The OOM occurs when all these factors align during peak: 250 connections + index build + 8 concurrent aggregations + WiredTiger cache at maximum dirty threshold.
# Check OOM events
kubectl describe pod mongodb-0 -n database | grep -A5 "Last State"
# Last State: Terminated
# Reason: OOMKilled
# Exit Code: 137
# Check container memory usage over time
kubectl top pod mongodb-0 -n database --containers
# NAME CPU MEMORY
# mongodb 3200m 15.2Gi <- approaching 16Gi limit
The Benchmark
| WiredTiger cache | Container limit | OOM frequency | Safe concurrent aggregations |
|---|---|---|---|
| 7 GB | 16 GB | Every 6-12 hours | 3-5 |
| 6 GB | 16 GB | Weekly | 5-8 |
| 5 GB | 16 GB | Never (in 3 months) | 8-12 |
| 7 GB | 20 GB | Never (in 3 months) | 5-8 |
Reducing the cache from 7 GB to 5 GB eliminates OOM kills at the cost of more cache evictions. Increasing the container limit to 20 GB eliminates OOM kills without sacrificing cache.
The Fix
Step 1: Reduce WiredTiger cache to leave more headroom.
# Conservative memory allocation
containers:
- name: mongodb
resources:
limits:
memory: "16Gi"
args:
- "--wiredTigerCacheSizeGB=5" # Reduced from 7 to 5
Step 2: Limit connection count to cap connection buffer memory.
// FAST: Cap connection pool size to prevent memory pressure
MongoClientSettings settings = MongoClientSettings.builder()
.applyConnectionString(new ConnectionString(uri))
.applyToConnectionPoolSettings(builder -> builder
.maxSize(150) // Cap at 150 instead of default 100
.minSize(20)
.maxWaitTime(5, TimeUnit.SECONDS)
)
.build();
Step 3: Detect CFS throttling.
# Check CFS throttling metrics (from Prometheus/cAdvisor)

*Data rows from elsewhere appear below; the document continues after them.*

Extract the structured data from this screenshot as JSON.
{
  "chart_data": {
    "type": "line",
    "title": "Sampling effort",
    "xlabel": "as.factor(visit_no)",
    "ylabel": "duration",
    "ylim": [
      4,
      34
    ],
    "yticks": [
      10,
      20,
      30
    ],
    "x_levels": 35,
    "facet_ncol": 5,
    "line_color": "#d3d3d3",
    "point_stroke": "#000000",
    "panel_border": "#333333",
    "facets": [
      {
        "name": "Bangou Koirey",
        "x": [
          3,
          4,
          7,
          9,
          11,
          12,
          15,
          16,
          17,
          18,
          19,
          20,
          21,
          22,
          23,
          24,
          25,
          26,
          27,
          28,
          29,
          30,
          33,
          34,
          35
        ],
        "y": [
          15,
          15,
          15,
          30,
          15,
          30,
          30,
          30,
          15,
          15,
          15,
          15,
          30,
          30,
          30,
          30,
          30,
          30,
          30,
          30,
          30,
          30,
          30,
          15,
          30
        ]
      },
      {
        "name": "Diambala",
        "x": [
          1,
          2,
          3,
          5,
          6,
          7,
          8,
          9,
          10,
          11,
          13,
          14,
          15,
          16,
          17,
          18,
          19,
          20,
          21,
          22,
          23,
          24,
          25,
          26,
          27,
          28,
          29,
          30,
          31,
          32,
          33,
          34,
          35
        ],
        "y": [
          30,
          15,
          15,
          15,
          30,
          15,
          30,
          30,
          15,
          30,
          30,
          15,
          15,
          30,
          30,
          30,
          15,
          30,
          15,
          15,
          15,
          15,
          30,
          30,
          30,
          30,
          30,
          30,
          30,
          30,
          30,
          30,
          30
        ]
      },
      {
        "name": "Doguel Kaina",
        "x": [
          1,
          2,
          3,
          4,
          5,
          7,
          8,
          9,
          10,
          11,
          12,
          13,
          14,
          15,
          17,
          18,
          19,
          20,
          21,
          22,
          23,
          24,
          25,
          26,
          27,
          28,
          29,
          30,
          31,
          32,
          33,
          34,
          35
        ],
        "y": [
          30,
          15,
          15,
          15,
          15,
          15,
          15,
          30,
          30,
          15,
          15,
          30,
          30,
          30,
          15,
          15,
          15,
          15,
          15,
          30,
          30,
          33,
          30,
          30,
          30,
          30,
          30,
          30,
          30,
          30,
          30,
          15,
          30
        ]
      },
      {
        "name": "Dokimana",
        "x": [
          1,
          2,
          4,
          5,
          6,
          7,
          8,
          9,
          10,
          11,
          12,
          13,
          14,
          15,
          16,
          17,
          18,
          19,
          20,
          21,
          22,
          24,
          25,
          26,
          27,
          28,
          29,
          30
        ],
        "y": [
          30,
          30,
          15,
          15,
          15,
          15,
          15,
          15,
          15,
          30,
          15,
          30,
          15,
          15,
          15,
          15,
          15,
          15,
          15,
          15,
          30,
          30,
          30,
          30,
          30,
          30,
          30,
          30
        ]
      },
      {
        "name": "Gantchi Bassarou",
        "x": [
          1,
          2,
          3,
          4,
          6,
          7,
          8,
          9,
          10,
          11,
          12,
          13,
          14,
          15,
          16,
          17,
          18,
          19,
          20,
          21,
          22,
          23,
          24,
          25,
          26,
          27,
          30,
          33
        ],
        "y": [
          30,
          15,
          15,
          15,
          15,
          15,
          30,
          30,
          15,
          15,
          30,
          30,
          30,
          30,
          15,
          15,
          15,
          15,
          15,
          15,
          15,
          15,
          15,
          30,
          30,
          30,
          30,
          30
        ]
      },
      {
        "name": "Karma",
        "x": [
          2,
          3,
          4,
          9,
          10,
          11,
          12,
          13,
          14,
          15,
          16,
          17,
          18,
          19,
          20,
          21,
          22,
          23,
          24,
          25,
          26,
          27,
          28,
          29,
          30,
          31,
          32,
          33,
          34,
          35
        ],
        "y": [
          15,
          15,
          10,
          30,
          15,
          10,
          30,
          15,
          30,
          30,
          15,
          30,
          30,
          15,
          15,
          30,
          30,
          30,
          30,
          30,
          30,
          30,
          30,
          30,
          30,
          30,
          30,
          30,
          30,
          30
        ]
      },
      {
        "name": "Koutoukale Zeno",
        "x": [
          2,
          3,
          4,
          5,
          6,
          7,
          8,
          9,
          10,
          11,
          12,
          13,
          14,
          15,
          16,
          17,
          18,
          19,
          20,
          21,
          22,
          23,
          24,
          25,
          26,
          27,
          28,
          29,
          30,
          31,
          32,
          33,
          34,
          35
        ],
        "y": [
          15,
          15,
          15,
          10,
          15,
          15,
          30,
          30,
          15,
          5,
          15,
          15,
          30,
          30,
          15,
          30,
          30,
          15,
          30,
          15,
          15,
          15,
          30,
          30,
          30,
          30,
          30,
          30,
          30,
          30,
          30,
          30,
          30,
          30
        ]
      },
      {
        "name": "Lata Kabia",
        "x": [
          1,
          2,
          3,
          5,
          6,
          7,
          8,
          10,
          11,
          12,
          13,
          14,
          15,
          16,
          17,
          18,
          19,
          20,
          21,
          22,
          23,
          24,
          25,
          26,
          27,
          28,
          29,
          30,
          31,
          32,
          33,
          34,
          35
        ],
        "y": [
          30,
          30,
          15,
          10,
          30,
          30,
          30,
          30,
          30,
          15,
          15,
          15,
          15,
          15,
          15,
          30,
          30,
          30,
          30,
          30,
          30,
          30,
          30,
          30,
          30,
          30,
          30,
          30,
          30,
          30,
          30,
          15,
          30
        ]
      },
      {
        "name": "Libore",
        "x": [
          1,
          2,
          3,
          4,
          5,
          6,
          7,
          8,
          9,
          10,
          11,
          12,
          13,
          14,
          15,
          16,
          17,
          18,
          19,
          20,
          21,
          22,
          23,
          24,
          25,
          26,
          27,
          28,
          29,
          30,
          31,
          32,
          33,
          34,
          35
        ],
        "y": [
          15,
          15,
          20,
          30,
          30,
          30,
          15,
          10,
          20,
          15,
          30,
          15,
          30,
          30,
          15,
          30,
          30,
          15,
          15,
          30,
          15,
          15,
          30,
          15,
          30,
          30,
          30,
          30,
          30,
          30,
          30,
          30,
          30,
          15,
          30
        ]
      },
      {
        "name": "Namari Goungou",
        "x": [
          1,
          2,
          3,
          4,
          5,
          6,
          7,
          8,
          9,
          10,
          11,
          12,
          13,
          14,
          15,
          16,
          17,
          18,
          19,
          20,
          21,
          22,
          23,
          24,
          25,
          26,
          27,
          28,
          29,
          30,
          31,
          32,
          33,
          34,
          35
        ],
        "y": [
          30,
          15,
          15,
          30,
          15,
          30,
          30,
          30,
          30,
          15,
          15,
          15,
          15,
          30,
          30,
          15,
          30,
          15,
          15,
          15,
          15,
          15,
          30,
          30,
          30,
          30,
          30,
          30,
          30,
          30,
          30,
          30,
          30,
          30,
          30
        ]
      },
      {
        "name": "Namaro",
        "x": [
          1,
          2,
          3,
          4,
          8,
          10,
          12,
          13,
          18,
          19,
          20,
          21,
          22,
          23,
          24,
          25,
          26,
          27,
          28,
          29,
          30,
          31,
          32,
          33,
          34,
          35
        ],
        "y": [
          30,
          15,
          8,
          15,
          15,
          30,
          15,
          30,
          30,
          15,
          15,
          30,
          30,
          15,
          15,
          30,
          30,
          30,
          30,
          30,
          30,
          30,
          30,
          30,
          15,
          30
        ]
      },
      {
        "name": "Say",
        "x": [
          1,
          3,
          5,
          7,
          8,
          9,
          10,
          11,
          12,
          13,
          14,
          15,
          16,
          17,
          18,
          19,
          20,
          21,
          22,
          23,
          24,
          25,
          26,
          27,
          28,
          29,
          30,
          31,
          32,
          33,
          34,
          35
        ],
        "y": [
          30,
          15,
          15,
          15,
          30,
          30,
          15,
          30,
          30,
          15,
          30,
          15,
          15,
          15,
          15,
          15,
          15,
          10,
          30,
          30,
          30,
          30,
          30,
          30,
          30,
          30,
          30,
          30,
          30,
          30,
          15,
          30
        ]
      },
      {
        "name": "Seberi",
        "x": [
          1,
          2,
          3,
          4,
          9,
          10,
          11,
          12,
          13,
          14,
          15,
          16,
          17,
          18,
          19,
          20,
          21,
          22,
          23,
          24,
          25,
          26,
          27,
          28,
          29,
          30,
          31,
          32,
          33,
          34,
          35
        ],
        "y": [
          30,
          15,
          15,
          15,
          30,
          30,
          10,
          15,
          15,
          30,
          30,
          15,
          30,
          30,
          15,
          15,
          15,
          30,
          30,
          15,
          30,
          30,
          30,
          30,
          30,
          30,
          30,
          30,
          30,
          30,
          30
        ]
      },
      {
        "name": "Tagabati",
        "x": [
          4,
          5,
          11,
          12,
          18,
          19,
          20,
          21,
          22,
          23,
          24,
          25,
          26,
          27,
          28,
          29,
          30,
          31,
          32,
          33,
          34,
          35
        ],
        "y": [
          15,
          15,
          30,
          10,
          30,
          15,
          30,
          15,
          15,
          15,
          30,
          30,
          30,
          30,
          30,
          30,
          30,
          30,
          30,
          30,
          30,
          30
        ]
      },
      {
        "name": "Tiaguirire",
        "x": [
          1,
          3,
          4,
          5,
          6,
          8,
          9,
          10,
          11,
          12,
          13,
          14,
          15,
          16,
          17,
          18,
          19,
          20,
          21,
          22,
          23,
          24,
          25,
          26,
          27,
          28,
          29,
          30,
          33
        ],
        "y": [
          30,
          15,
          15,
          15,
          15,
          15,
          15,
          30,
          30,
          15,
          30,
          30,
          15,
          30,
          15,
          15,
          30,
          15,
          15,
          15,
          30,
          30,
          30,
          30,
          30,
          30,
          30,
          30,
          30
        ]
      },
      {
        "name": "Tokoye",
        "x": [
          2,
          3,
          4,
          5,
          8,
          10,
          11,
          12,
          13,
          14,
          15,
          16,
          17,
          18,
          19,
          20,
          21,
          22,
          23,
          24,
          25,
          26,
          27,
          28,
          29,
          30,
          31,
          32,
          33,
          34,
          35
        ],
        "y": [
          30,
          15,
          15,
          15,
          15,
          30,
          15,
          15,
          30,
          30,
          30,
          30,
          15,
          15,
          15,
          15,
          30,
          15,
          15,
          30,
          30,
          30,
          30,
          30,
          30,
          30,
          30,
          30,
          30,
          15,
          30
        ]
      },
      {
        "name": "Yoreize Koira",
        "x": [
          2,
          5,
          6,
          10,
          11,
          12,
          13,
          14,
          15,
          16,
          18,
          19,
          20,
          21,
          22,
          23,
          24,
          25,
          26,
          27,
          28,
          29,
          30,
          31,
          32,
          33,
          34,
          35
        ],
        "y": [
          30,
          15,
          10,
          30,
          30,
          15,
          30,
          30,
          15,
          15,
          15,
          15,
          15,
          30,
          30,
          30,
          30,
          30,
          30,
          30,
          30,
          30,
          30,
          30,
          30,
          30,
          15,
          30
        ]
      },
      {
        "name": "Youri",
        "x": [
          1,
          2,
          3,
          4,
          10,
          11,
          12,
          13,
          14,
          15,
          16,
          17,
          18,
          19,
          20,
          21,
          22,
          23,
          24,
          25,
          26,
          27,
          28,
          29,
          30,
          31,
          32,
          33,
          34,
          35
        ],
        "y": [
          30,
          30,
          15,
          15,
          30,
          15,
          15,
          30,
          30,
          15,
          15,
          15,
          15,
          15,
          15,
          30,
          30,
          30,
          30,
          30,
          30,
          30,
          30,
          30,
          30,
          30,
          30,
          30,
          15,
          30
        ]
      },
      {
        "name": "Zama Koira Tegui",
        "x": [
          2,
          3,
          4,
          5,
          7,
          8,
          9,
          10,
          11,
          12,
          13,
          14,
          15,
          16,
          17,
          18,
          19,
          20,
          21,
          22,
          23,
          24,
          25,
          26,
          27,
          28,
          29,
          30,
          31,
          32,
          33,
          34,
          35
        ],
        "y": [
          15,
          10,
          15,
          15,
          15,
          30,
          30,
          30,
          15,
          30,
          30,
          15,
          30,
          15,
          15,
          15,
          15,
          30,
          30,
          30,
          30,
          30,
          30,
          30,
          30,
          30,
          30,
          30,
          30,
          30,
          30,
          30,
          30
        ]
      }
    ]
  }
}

# container_cpu_cfs_throttled_periods_total: number of periods where throttling occurred
# container_cpu_cfs_throttled_seconds_total: total time spent throttled
# In Grafana, alert when throttle rate exceeds 5%:
# rate(container_cpu_cfs_throttled_periods_total[5m]) /
# rate(container_cpu_cfs_periods_total[5m]) > 0.05
Correlate CFS throttling with MongoDB latency spikes:
// FAST: Log latency spikes that may be CFS-related
public class ThrottleDetectingCommandListener implements CommandListener {
@Override
public void commandSucceeded(CommandSucceededEvent event) {
long elapsedMs = event.getElapsedTime(TimeUnit.MILLISECONDS);
if (elapsedMs > 100) {
// Correlation: check if this spike aligns with CFS throttling periods
logger.warn("Slow command: {} took {}ms on {}",
event.getCommandName(), elapsedMs,
event.getConnectionDescription().getServerAddress());
}
}
}
Step 4: Set CPU requests equal to limits for Guaranteed QoS.
resources:
requests:
cpu: "8" # Must equal limit for Guaranteed QoS
memory: "16Gi" # Must equal limit for Guaranteed QoS
limits:
cpu: "8"
memory: "16Gi"
Guaranteed QoS prevents the pod from being evicted under node memory pressure and gives it priority CPU access.
The Proof
After reducing cache to 5 GB and setting Guaranteed QoS:
| Metric | Before | After |
|---|---|---|
| OOM kills per month | 4-8 | 0 |
| CFS throttle rate | 12% | 0.3% |
| WiredTiger cache evictions/s | 200 | 350 (acceptable) |
| p99 read latency | 45ms (with spikes to 500ms) | 22ms |
| Pod restarts per month | 4-8 | 0 (planned only) |
The Trade-off
Reducing the WiredTiger cache from 7 GB to 5 GB increases cache evictions. More queries hit disk instead of cache. The p50 read latency increases from 3ms to 5ms because more reads go to storage. For the telemetry platform, where most queries target recent data (which fits in 5 GB of cache), the impact is minimal. For a workload with a large random-access working set, the cache reduction would be more painful.
Setting CPU requests equal to limits (Guaranteed QoS) means the pod reserves 8 CPUs even when idle. In a shared Kubernetes cluster, this wastes resources. The alternative is Burstable QoS (requests < limits), which allows the pod to burst above its request but risks throttling under contention. For a production database, Guaranteed QoS is worth the resource cost.